Mistake: Sending an API call in the prepareForSegue method.
Let’s say that we have a view controller that searches Foursquare for restaurants. If I press submit on my search view controller, I’m pushed to a table view controller with the results. I can put the API call to fetch the data from Foursquare in the prepareForSegue call.
99.5% of the the time, it works, but the other 0.5% of the time, the previous view controller can be removed before our API call has come back with the results and we’ll be left with a table view controller with no results.
This is called a race condition and it’s a very annoying problem to fix because it’s hard to detect and I would have to have millions of users like Facebook to have this problem.
With search view controllers, pass the query to the results view controller and send the API call from there.

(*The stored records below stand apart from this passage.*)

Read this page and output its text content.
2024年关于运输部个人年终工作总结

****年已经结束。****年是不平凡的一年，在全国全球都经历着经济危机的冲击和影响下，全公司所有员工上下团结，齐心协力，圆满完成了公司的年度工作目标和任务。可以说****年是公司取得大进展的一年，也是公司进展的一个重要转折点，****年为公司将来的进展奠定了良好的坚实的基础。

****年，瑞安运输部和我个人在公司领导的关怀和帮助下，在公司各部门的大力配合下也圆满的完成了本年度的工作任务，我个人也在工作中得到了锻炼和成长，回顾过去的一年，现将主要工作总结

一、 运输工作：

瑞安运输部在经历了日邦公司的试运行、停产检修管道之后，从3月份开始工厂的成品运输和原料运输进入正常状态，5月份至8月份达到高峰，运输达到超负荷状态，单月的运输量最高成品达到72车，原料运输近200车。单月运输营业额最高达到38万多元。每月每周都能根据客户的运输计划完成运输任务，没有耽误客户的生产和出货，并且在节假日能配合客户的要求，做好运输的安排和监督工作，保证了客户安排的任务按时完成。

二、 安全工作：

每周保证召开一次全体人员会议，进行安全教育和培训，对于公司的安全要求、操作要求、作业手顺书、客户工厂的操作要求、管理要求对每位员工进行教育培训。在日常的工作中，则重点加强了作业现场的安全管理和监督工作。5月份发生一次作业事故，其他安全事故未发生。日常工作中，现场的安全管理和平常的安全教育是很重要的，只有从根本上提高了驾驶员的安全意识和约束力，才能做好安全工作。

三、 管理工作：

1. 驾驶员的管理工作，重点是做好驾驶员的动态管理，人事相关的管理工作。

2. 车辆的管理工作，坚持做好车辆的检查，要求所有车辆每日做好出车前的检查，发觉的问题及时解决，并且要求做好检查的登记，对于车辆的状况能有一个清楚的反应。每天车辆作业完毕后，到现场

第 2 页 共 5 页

Lesson: Avoid race conditions always.
Symptom: I was trying to test a tableViewController to make sure that it worked with Core Data by adding 3 test objects: @”Test”, @”Test Test”, and @”Test Test Test”. I was only seeing one of the three items repeated three times.
Mistake: Messing up basics when moving on to more advanced topics.
I wasted a couple hours last week when I messed up the cellForRowAtIndexRow by writing
cell.textlabel.text = self.store.pirates[[self.tableview indexPathForSelectedRow].row];
instead of
cell.textlabel.text = self.store.pirates[indexPath.row];
Lesson: Watch for simple mistakes, when something is not working as expected.